Badan Pusat Statistik (BPS) menyatakan bahwa pada Maret 2016, jumlah penduduk miskin (penduduk dengan pengeluaran per kapita per bulan di bawah Garis Kemiskinan) di Indonesia mencapai 28,01 juta orang (10,86 persen). Capaian ini berkurang sebesar 0,50 juta orang dibandingkan dengan kondisi September 2015 yang sebesar 28,51 juta orang (11,13 persen).
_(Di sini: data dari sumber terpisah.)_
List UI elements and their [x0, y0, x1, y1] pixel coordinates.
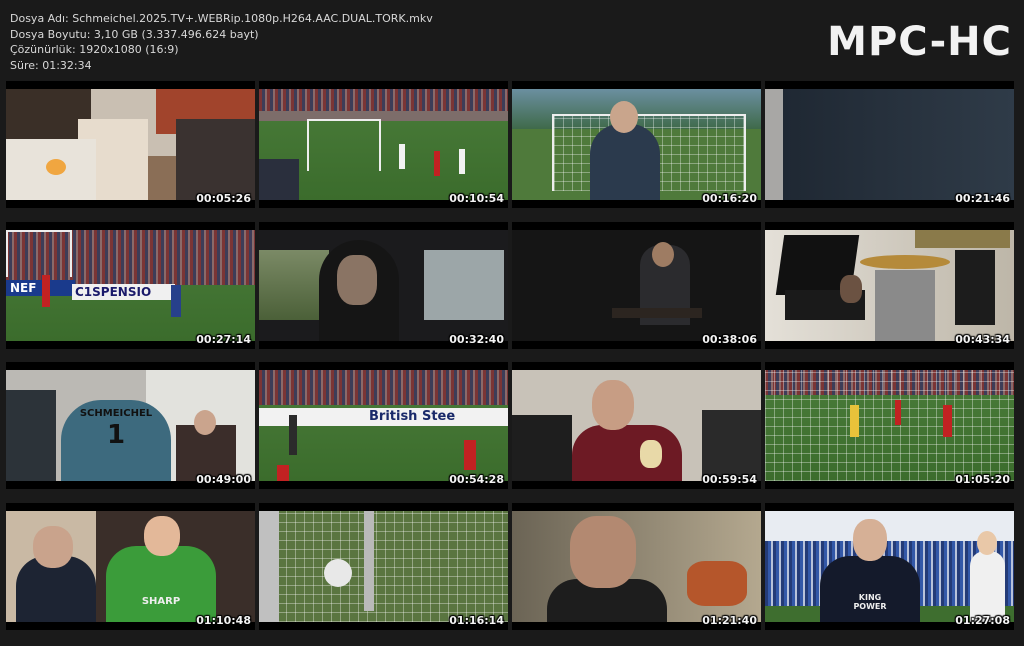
thumbnail-timestamp: 00:16:20: [702, 192, 757, 205]
thumbnail[interactable]: 01:16:14: [259, 503, 508, 630]
thumbnail[interactable]: SCHMEICHEL 1 00:49:00: [6, 362, 255, 489]
resolution-line: Çözünürlük: 1920x1080 (16:9): [10, 43, 179, 56]
thumbnail[interactable]: 00:10:54: [259, 81, 508, 208]
thumbnail-timestamp: 00:59:54: [702, 473, 757, 486]
thumbnail-timestamp: 00:43:34: [955, 333, 1010, 346]
sponsor-sharp: SHARP: [141, 596, 181, 607]
thumbnail[interactable]: 00:43:34: [765, 222, 1014, 349]
file-name-line: Dosya Adı: Schmeichel.2025.TV+.WEBRip.10…: [10, 12, 433, 25]
thumbnail[interactable]: 01:21:40: [512, 503, 761, 630]
thumbnail[interactable]: 00:21:46: [765, 81, 1014, 208]
thumbnail-timestamp: 00:32:40: [449, 333, 504, 346]
thumbnail-timestamp: 00:38:06: [702, 333, 757, 346]
thumbnail[interactable]: SHARP 01:10:48: [6, 503, 255, 630]
sponsor-king-power: KING POWER: [853, 593, 887, 611]
thumbnail-timestamp: 00:27:14: [196, 333, 251, 346]
file-info: Dosya Adı: Schmeichel.2025.TV+.WEBRip.10…: [10, 11, 433, 73]
thumbnail-timestamp: 00:54:28: [449, 473, 504, 486]
thumbnail-timestamp: 01:05:20: [955, 473, 1010, 486]
file-size-line: Dosya Boyutu: 3,10 GB (3.337.496.624 bay…: [10, 27, 259, 41]
thumbnail-timestamp: 00:21:46: [955, 192, 1010, 205]
thumbnail-timestamp: 00:49:00: [196, 473, 251, 486]
thumbnail-timestamp: 01:10:48: [196, 614, 251, 627]
thumbnail-timestamp: 00:05:26: [196, 192, 251, 205]
thumbnail[interactable]: 00:59:54: [512, 362, 761, 489]
thumbnail[interactable]: 00:16:20: [512, 81, 761, 208]
thumbnail[interactable]: NEF C1SPENSIO 00:27:14: [6, 222, 255, 349]
thumbnail-timestamp: 01:21:40: [702, 614, 757, 627]
thumbnail[interactable]: KING POWER 01:27:08: [765, 503, 1014, 630]
thumbnail-timestamp: 01:16:14: [449, 614, 504, 627]
duration-line: Süre: 01:32:34: [10, 58, 92, 72]
app-logo: MPC-HC: [827, 19, 1012, 65]
thumbnail[interactable]: 01:05:20: [765, 362, 1014, 489]
thumbnail-timestamp: 00:10:54: [449, 192, 504, 205]
thumbnail[interactable]: 00:32:40: [259, 222, 508, 349]
banner-spensio: C1SPENSIO: [72, 284, 175, 300]
banner-nef: NEF: [6, 280, 75, 296]
jersey-number: 1: [106, 420, 126, 450]
jersey-name: SCHMEICHEL: [79, 408, 153, 419]
thumbnail[interactable]: 00:38:06: [512, 222, 761, 349]
thumbnail-timestamp: 01:27:08: [955, 614, 1010, 627]
thumbnail[interactable]: British Stee 00:54:28: [259, 362, 508, 489]
thumbnail[interactable]: 00:05:26: [6, 81, 255, 208]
"Sementara persentase penduduk miskin di daerah perkotaan pada September 2015 sebesar 8,22 persen, turun menjadi 7,79 persen pada Maret 2016. Sedangkan persentase penduduk miskin di daerah perdesaan naik dari 14,09 persen pada September 2015 menjadi 14,11 persen pada Maret 2016," kata Kepala BPS Suryamin dalam keterangan resmi, Senin (18/7/2016).
BPS juga mencatat, selama periode September 2015–Maret 2016, jumlah penduduk miskin di daerah perkotaan turun sebanyak 0,28 juta orang (dari 10,62 juta orang pada September 2015 menjadi 10,34 juta orang pada Maret 2016). Sementara di daerah perdesaan turun sebanyak 0,22 juta orang (dari 17,89 juta orang pada September 2015 menjadi 17,67 juta orang pada Maret 2016).
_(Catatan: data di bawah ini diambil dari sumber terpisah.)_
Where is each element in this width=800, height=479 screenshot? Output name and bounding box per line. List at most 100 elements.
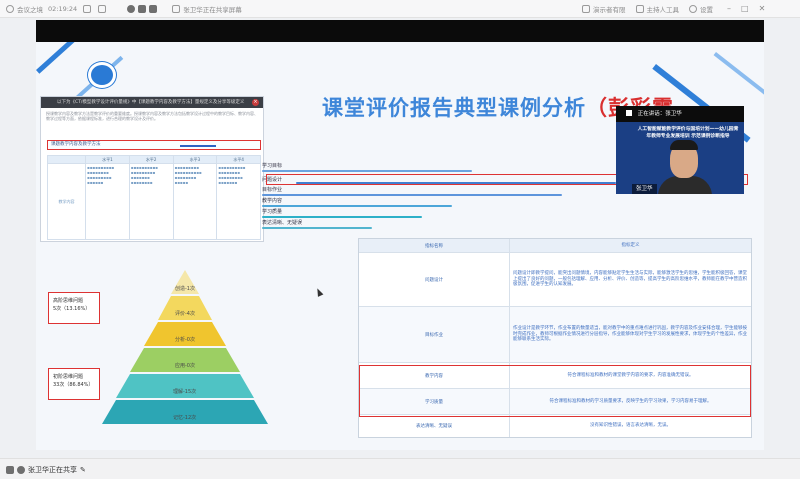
calendar-icon[interactable] [138, 4, 147, 13]
pyramid-label-understand: 理解-15次 [173, 389, 197, 395]
rubric-row-label: 教学内容 [47, 163, 86, 240]
table-row-name: 问题设计 [425, 277, 443, 283]
criteria-label: 教学内容 [262, 198, 283, 204]
table-row: 表达清晰、无疑误 没有知识性错误，语言表达清晰，无误。 [359, 415, 751, 437]
speaker-label: 正在讲话：张卫华 [637, 111, 682, 117]
document-header: 以下为《CT/模型教学设计评价量规》中【课题教学内容及教学方法】量规定义及分享等… [41, 97, 263, 108]
document-banner-text: 课题教学内容及教学方法 [51, 142, 101, 147]
mic-icon [17, 465, 25, 474]
slide-title-text: 课堂评价报告典型课例分析 [322, 96, 586, 120]
low-order-box: 初阶思维问题 33次（86.84%） [48, 368, 100, 400]
high-order-title: 高阶思维问题 [53, 298, 84, 304]
table-row-name: 目标作业 [425, 332, 443, 338]
slide-stripe [713, 52, 764, 99]
table-row-def: 作业设计是教学环节，作业布置的数量适当，能对教学中的重点难点进行巩固，教学内容及… [509, 307, 751, 362]
presenter-icon [582, 4, 590, 13]
criteria-bar [262, 216, 422, 218]
menu-settings[interactable]: 设置 [700, 4, 713, 14]
meeting-timer: 02:19:24 [48, 4, 78, 13]
rubric-col-header: 水平3 [172, 155, 218, 164]
table-header-def: 指标定义 [509, 239, 751, 252]
host-tools-icon [635, 4, 644, 13]
speaking-icon [626, 110, 632, 116]
settings-icon [689, 4, 697, 13]
table-row-name: 表达清晰、无疑误 [416, 424, 452, 429]
pyramid-label-analyze: 分析-0次 [175, 337, 195, 343]
criteria-label: 学习目标 [262, 163, 283, 169]
criteria-bar [262, 227, 372, 229]
share-link-icon[interactable] [98, 4, 107, 13]
cloud-icon[interactable] [127, 4, 136, 13]
rubric-cell: ▪▪▪▪▪▪▪▪▪▪ ▪▪▪▪▪▪▪▪ ▪▪▪▪▪▪▪▪▪ ▪▪▪▪▪▪ [85, 163, 130, 240]
table-row: 目标作业 作业设计是教学环节，作业布置的数量适当，能对教学中的重点难点进行巩固，… [359, 307, 751, 363]
table-row: 问题设计 问题设计即教学提问，能突出问题情境，内容能够贴近学生生活与实际，能够激… [359, 253, 751, 307]
highlight-content-quality [359, 365, 751, 417]
high-order-value: 5次（13.16%） [53, 306, 91, 312]
top-menu: 演示者有限 主持人工具 设置 – □ ✕ [582, 4, 765, 14]
speaker-hair [670, 140, 698, 150]
criteria-label: 学习质量 [262, 209, 283, 215]
criteria-bar [262, 205, 452, 207]
table-header-name: 指标名称 [425, 243, 443, 249]
rubric-cell: ▪▪▪▪▪▪▪▪▪▪▪▪▪▪▪▪▪▪▪▪▪▪▪▪▪▪▪▪▪▪▪▪▪▪ [216, 163, 261, 240]
document-banner: 课题教学内容及教学方法 [47, 140, 261, 150]
document-header-text: 以下为《CT/模型教学设计评价量规》中【课题教学内容及教学方法】量规定义及分享等… [57, 100, 245, 105]
document-paragraph: 授课教学内容及教学方法是教学评价的重要维度。授课教学内容及教学方法包括教学设计过… [46, 111, 258, 121]
presentation-slide: 课堂评价报告典型课例分析（彭彩霞 以下为《CT/模型教学设计评价量规》中【课题教… [36, 42, 764, 450]
share-status[interactable]: 张卫华正在共享 ✎ [6, 463, 86, 476]
rubric-col-header: 水平2 [128, 155, 174, 164]
video-backdrop-caption: 人工智能赋能教学评价与国培计划——幼儿园青年教师专业发展培训 示范课例诊断指导 [637, 127, 739, 139]
pyramid-label-remember: 记忆-12次 [173, 415, 197, 421]
slide-stripe [36, 42, 92, 74]
status-text: 会议之境 [17, 5, 43, 14]
rubric-cell: ▪▪▪▪▪▪▪▪▪ ▪▪▪▪▪▪▪▪▪▪ ▪▪▪▪▪▪▪▪ ▪▪▪▪▪ [172, 163, 218, 240]
criteria-bar [262, 170, 472, 172]
pen-icon[interactable]: ✎ [80, 466, 86, 474]
criteria-bar [262, 194, 562, 196]
screen-share-icon [6, 465, 14, 474]
mouse-cursor-icon [314, 287, 324, 297]
copy-icon[interactable] [83, 4, 92, 13]
school-logo-icon [88, 62, 116, 88]
table-row-def: 问题设计即教学提问，能突出问题情境，内容能够贴近学生生活与实际，能够激活学生的思… [509, 253, 751, 306]
pyramid-label-evaluate: 评价-4次 [175, 311, 195, 317]
high-order-box: 高阶思维问题 5次（13.16%） [48, 292, 100, 324]
low-order-title: 初阶思维问题 [53, 374, 84, 380]
pyramid-label-create: 创造-1次 [175, 286, 195, 292]
rubric-col-header: 水平1 [85, 155, 130, 164]
menu-host-tools[interactable]: 主持人工具 [647, 4, 680, 14]
speaker-video[interactable]: 正在讲话：张卫华 人工智能赋能教学评价与国培计划——幼儿园青年教师专业发展培训 … [616, 106, 744, 194]
speaker-bar: 正在讲话：张卫华 [616, 106, 744, 122]
screen-share-icon [172, 4, 181, 13]
criteria-label: 目标作业 [262, 187, 283, 193]
rubric-document: 以下为《CT/模型教学设计评价量规》中【课题教学内容及教学方法】量规定义及分享等… [40, 96, 264, 242]
rubric-cell: ▪▪▪▪▪▪▪▪▪▪▪▪▪▪▪▪▪▪▪▪▪▪▪▪▪▪▪▪▪▪▪▪▪▪ [128, 163, 174, 240]
speaker-body [658, 176, 712, 194]
sharing-text: 张卫华正在共享屏幕 [183, 5, 242, 14]
criteria-label: 表达清晰、无疑误 [262, 220, 303, 226]
table-row-def: 没有知识性错误，语言表达清晰，无误。 [509, 415, 751, 437]
document-close-icon[interactable]: × [252, 99, 259, 106]
bloom-pyramid [102, 270, 268, 424]
share-status-text: 张卫华正在共享 [28, 465, 77, 474]
speaker-name-tag: 张卫华 [632, 184, 657, 194]
maximize-icon[interactable]: □ [741, 4, 749, 13]
signal-icon [6, 4, 14, 13]
close-icon[interactable]: ✕ [759, 4, 766, 13]
menu-presenter[interactable]: 演示者有限 [593, 4, 626, 14]
sharing-indicator: 张卫华正在共享屏幕 [172, 4, 242, 14]
bottom-bar: 张卫华正在共享 ✎ [0, 458, 800, 479]
chat-icon[interactable] [149, 4, 158, 13]
pyramid-label-apply: 应用-0次 [175, 363, 195, 369]
quick-actions [127, 4, 160, 13]
meeting-app: 会议之境 02:19:24 张卫华正在共享屏幕 演示者有限 主持人工具 设置 –… [0, 0, 800, 479]
top-toolbar: 会议之境 02:19:24 张卫华正在共享屏幕 演示者有限 主持人工具 设置 –… [0, 0, 800, 18]
slide-title-paren: （ [586, 96, 608, 120]
document-banner-bar [180, 145, 216, 147]
table-header-row: 指标名称 指标定义 [359, 239, 751, 253]
low-order-value: 33次（86.84%） [53, 382, 94, 388]
meeting-status: 会议之境 02:19:24 [6, 4, 109, 14]
rubric-col-header: 水平4 [216, 155, 261, 164]
rubric-table: 水平1 水平2 水平3 水平4 教学内容 ▪▪▪▪▪▪▪▪▪▪ ▪▪▪▪▪▪▪▪ ▪… [47, 155, 261, 240]
minimize-icon[interactable]: – [727, 4, 731, 13]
Peranan komoditi makanan terhadap Garis Kemiskinan jauh lebih besar dibandingkan peranan komoditi bukan makanan (perumahan, sandang, pendidikan, dan kesehatan). Sumbangan Garis Kemiskinan Makanan terhadap Garis Kemiskinan pada Maret 2016 tercatat sebesar 73,50 persen. "Kondisi ini tidak jauh berbeda dengan kondisi September 2015 yaitu sebesar 73,07 persen," ujar Suryamin.
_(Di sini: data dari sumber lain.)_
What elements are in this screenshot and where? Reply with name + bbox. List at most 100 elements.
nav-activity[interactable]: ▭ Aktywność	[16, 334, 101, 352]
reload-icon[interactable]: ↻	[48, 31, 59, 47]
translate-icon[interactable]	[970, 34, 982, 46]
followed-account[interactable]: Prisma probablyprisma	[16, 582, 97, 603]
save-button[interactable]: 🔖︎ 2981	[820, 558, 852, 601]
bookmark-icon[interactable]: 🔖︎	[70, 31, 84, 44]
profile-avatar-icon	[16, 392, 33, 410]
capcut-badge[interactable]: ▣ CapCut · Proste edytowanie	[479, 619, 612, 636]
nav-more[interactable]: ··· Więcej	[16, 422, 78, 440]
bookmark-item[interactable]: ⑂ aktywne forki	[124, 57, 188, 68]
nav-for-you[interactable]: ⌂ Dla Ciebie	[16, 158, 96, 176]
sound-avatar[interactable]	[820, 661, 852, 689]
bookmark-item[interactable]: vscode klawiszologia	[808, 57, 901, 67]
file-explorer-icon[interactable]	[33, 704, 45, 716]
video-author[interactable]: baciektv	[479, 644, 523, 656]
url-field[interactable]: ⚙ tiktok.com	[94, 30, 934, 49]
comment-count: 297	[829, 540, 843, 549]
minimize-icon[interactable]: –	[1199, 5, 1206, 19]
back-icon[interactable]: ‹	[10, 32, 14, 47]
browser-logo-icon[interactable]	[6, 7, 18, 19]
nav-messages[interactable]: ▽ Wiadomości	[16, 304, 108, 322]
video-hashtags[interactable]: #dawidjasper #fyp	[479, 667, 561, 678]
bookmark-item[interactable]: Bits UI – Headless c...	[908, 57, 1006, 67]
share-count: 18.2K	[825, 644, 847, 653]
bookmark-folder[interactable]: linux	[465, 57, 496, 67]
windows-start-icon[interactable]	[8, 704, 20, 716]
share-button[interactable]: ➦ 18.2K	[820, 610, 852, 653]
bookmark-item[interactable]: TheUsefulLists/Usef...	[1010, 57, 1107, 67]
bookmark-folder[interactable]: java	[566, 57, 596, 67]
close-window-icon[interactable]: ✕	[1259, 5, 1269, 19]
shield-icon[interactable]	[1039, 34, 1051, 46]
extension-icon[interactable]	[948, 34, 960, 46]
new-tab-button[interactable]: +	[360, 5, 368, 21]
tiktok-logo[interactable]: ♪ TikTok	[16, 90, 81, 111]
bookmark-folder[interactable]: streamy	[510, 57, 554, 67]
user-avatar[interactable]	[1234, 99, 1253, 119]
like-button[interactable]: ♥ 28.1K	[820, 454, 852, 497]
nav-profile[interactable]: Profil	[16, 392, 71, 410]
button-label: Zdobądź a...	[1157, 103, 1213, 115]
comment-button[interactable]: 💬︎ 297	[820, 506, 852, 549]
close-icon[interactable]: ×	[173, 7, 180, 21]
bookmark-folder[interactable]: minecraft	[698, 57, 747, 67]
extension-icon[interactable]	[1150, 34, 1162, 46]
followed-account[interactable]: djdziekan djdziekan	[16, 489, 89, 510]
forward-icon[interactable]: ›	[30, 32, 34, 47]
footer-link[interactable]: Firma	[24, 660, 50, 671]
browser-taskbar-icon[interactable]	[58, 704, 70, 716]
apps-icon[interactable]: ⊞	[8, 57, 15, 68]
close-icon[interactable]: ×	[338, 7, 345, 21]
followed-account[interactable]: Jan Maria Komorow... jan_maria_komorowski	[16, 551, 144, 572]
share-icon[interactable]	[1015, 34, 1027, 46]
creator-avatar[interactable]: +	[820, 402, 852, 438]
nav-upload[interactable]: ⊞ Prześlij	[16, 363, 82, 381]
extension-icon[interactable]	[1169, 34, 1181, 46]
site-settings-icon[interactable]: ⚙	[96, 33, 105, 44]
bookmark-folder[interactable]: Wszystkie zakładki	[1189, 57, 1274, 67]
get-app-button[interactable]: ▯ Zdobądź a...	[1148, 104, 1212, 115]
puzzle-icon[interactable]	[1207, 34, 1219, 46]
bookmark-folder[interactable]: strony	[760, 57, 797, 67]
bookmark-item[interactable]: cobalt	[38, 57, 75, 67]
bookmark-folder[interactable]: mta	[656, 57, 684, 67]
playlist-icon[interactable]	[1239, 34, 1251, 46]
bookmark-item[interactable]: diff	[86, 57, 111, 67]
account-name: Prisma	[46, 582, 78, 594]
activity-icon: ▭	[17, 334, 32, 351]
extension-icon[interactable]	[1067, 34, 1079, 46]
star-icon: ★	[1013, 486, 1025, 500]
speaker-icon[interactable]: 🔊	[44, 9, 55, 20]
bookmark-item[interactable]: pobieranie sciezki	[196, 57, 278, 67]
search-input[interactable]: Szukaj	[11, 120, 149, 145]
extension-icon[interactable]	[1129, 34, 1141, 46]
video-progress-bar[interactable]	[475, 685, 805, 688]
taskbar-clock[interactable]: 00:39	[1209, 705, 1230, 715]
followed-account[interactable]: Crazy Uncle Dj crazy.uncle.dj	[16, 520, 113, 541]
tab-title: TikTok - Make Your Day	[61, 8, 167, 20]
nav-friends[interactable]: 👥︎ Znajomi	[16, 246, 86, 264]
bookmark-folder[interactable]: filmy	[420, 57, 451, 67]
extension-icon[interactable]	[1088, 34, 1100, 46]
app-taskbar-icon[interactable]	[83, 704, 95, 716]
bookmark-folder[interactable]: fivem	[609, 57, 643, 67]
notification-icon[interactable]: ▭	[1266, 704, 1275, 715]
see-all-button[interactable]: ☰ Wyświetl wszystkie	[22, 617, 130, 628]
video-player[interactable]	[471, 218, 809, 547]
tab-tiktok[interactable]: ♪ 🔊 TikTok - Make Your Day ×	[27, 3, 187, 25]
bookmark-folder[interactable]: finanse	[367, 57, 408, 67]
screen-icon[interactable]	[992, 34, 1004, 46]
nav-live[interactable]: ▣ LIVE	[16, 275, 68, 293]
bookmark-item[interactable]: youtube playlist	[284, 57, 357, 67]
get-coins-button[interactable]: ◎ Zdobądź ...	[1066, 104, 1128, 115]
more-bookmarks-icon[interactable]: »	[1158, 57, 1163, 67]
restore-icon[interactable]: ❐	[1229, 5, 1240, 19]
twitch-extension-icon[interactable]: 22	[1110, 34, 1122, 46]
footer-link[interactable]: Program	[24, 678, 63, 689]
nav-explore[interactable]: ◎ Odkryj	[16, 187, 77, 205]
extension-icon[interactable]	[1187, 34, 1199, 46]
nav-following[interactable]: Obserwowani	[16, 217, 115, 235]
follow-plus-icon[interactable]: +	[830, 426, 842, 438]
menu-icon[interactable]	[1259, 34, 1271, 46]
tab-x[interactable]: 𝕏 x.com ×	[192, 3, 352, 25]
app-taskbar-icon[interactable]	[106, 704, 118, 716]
Jenis komoditi makanan yang berpengaruh terbesar terhadap nilai Garis Kemiskinan di perkotaan maupun di perdesaan, di antaranya adalah beras, rokok kretek filter, telur ayam ras, gula pasir, mie instan, bawang merah dan roti. Sedangkan untuk komoditi bukan makanan yang terbesar pengaruhnya adalah biaya perumahan, listrik, bensin, pendidikan, dan perlengkapan mandi.